ATOS INTERESSEIROS defendem desacatos politiqueiros e se vendem aos peculatos marreteiros, porém se rendem aos fatos verdadeiros. Vale ser ressaltado, a bem da verdade, ao contrário, afinal, do que foi declarado, com parcialidade, por um afoito mandatário sindical, e publicado no noticiário de “O Liberal”, no dia 03/07/2008: quem se empenhou, até o final, em manter um bom princípio que convém, de fato, ao bom fim, para revidar o desacato que deixou ruim a situação do Serviço Móvel de Urgência de Belém (SAMU), foi a Associação dos Servidores do SAMU-Belém, em união com o Sindicato de Servidores de Saúde do Município (SINDSAÚDE), e não o Sindicato dos Médicos, cuja interessada diretoria considerava ser “politicamente acertado” defender uma “empossada confraria” e não mais criticava o ex-(des)governo negligente do Estado, anteriormente tão criticado. Com relação à Santa Casa, é bom ser ouvida uma lição eficiente do passado, na voz da experiência do Dr. Hélio Franco, ex-presidente da sofrida instituição estadual, para que, no presente, surja o legado de uma gerência analítica necessária para o hospital voltar a receber a devida premiação (ao invés de acusação) internacional. Para ele, o segredo simplório, sem medo do inquisitório, é uma gestão libertária, desprovida de “interferência política partidária”. Realmente, a solução para o atual revés é uma eficiente administração, livre da influência raquítica sectária. Isso poderá gerar uma eficiência verídica e solidária, para o rebuliço se acalmar na Santa Casa, atualmente vitimada pela decadência fatídica mandatária e da falência holística orçamentária.

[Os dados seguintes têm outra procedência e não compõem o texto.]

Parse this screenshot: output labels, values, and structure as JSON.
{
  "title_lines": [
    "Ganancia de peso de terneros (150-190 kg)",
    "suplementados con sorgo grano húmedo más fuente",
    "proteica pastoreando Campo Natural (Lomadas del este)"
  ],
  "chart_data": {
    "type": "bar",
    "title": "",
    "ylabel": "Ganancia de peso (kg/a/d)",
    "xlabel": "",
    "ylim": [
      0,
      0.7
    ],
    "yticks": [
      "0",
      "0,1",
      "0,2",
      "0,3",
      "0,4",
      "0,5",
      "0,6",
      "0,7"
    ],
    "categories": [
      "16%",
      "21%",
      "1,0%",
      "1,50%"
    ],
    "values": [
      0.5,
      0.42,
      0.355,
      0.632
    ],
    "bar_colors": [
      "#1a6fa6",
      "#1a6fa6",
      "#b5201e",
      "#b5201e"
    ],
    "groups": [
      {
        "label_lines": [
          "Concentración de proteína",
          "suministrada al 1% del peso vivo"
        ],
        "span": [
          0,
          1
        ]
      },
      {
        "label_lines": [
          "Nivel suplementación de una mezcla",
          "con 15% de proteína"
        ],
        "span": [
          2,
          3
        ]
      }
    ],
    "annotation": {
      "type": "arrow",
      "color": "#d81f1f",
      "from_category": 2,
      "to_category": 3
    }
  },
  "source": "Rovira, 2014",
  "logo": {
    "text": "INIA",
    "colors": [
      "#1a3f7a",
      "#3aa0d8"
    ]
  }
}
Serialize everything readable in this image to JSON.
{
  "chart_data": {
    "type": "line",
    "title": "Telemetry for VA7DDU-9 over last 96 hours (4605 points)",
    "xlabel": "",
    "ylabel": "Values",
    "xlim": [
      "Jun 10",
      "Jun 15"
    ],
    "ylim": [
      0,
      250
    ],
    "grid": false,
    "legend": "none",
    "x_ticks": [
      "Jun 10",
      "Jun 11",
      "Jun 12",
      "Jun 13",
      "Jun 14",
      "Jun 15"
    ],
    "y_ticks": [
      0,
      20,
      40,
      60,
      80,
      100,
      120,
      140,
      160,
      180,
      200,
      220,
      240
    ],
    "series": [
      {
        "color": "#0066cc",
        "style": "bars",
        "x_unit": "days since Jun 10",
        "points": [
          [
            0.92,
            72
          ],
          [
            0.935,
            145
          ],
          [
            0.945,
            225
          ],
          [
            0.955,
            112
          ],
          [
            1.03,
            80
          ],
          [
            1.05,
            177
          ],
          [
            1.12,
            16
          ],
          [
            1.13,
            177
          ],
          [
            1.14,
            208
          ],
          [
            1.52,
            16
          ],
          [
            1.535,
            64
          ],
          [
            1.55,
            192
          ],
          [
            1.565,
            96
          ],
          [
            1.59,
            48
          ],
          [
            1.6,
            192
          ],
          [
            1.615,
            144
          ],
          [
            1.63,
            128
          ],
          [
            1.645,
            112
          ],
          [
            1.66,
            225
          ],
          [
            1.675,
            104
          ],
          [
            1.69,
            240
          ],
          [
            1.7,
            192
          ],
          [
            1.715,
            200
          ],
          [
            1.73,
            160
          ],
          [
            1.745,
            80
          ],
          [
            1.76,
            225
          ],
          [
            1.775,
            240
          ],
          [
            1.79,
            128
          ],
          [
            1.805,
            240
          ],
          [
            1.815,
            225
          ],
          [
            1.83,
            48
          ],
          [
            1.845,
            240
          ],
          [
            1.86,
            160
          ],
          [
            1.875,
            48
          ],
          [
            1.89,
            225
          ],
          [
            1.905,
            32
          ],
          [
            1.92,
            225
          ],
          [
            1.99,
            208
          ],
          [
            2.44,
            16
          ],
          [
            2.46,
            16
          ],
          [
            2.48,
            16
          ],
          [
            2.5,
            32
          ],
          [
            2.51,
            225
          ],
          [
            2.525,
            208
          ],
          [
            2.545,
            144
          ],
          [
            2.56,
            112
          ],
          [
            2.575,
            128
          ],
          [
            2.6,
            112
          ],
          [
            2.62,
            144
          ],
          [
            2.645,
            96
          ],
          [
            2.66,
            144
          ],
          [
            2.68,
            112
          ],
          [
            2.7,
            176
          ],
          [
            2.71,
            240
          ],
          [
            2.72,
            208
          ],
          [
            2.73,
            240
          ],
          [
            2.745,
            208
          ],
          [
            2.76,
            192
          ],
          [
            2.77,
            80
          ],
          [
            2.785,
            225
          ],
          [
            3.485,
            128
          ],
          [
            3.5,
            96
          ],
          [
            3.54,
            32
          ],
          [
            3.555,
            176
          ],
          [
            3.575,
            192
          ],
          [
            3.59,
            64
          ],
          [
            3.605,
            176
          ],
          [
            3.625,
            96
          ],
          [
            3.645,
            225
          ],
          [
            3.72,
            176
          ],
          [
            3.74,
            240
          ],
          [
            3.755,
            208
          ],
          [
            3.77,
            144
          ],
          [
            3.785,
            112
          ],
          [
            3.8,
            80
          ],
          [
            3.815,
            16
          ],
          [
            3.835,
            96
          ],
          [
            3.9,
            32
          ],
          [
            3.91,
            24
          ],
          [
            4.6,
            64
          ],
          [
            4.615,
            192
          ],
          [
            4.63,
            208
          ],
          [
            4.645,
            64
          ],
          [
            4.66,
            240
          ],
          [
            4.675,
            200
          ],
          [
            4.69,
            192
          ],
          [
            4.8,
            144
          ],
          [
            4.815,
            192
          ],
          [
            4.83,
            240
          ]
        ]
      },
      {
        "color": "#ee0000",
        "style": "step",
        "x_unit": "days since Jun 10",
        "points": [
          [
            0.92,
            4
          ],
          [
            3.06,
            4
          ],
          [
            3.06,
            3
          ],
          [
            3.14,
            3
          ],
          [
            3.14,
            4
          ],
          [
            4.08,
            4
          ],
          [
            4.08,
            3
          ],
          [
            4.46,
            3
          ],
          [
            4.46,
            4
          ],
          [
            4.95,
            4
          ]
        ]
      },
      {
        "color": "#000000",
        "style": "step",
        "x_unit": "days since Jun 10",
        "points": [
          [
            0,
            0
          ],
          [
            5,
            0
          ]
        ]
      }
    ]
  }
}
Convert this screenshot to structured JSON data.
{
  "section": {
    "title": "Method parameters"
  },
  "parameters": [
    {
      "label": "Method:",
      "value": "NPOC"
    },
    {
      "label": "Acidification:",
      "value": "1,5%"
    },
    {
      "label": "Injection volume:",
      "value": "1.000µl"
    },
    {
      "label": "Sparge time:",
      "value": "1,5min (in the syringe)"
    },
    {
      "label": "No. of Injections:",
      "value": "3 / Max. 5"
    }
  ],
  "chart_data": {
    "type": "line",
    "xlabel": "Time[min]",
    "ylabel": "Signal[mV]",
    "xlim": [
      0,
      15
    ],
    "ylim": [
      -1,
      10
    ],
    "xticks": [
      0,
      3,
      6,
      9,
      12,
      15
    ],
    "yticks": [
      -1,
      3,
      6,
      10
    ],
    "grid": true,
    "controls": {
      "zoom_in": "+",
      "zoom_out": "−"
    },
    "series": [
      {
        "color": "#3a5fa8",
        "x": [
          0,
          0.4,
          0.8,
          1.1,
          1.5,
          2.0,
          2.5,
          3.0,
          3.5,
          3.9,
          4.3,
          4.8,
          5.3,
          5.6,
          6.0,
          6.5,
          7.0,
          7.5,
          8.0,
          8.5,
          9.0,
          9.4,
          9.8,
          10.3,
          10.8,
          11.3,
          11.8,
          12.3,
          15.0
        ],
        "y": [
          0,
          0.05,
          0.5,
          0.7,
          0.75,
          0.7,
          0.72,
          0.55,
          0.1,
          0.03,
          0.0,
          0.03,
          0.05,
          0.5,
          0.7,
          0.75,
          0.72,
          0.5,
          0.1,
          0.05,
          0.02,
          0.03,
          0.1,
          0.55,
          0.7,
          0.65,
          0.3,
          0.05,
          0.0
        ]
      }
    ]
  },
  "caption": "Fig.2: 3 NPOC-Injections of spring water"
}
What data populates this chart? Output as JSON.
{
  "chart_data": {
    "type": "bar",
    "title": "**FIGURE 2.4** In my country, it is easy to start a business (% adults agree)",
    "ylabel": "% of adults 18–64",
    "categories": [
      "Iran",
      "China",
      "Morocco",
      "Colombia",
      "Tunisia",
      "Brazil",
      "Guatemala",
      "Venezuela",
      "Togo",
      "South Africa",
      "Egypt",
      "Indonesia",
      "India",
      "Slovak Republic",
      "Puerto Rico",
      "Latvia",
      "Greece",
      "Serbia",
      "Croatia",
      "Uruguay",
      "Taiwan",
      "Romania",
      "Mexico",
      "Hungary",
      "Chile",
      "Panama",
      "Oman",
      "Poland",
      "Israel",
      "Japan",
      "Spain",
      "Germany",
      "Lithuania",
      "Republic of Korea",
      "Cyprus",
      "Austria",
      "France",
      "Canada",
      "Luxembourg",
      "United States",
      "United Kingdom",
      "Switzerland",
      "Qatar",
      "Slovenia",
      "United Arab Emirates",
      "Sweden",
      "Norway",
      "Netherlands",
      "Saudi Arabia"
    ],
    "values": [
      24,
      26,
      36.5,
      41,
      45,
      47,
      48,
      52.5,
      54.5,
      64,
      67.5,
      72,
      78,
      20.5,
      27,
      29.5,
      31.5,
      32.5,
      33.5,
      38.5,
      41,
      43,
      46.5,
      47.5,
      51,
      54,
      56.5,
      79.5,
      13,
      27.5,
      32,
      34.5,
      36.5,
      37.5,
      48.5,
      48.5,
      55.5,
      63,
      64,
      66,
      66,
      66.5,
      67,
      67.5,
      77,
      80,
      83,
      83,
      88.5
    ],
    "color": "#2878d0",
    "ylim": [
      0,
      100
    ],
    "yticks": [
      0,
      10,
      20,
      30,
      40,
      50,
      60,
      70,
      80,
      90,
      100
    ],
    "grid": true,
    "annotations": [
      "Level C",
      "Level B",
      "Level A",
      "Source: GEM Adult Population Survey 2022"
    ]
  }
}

A teoria condizente, transformada em prática, seria uma tática decente a ser bem utilizada, para conter a “confraria” inspirada nos malefícios da crítica ordinária, interessada nos benefícios da política partidária.

TRÊS CARTAS MARCADAS, expostas, no jornal “Diário do Pará”, no mês de outubro do ano de 1999, mostram as “caricatas jogadas” em torno da fundação estadual. Talvez, uma delas explicará aos observadores quem absolve as balelas e os interesses dos bastidores sobre a Santa Casa do Pará. Duas cartas foram assinadas por um doublé de médico e empresário (uma, em 05/10/1999; outra, em 07/10/1999) e uma pelo ex-presidente da Santa Casa, em 12/10/1999. O Dr. Antônio Vieira Soares Neto, tentou dar uma explicação sobre as exatas polêmicas em torno da Fundação, que tem superado a besteira do manifesto feio de cada facção, cujas erratas anêmicas dão a noção de quem tem se interessado a vida inteira pelo funesto anseio de criticar a posição governista e celebrar uma coligação oportunista. Acusado, em publicação assinada pelo ex-presidente da Santa Casa, de “não obter nenhuma vantagem solicitada” e de fazer “chantagem contra a presidência” da fundação citada, Soares, revoltado, fez uma advertência e transcreveu, no citado jornal, trechos da correspondência encaminhada à instituição sindical, lembrando que, juntamente com o sindicato dos médicos, ele havia denunciado insistentemente o “foco de malversação de recurso públicos na diretoria anterior” da Fundação Santa Casa de Misericórdia do Pará. Ele afirmou, em tom provocador: “O sindicato conseguiu uma fatia importante na divisão do Bolo do Governo do Estado, colocando entre outros os companheiros: Hélio Franco de Macedo Jr. e Rosângela Brandão Monteiro, na Direção” da referida Fundação. Soares acusou Franco de demonstrar “a vontade política de colocar, nos porões do secular imóvel, o lixo fétido do passado, bem embaixo dos seus pés, sob o suntuoso Gabinete da Presidência”. Diante de tais afirmações, quem quiser e/ou puder tire suas conclusões. Independente do que se tem dito e feito, a Santa Casa merece somente isto: respeito.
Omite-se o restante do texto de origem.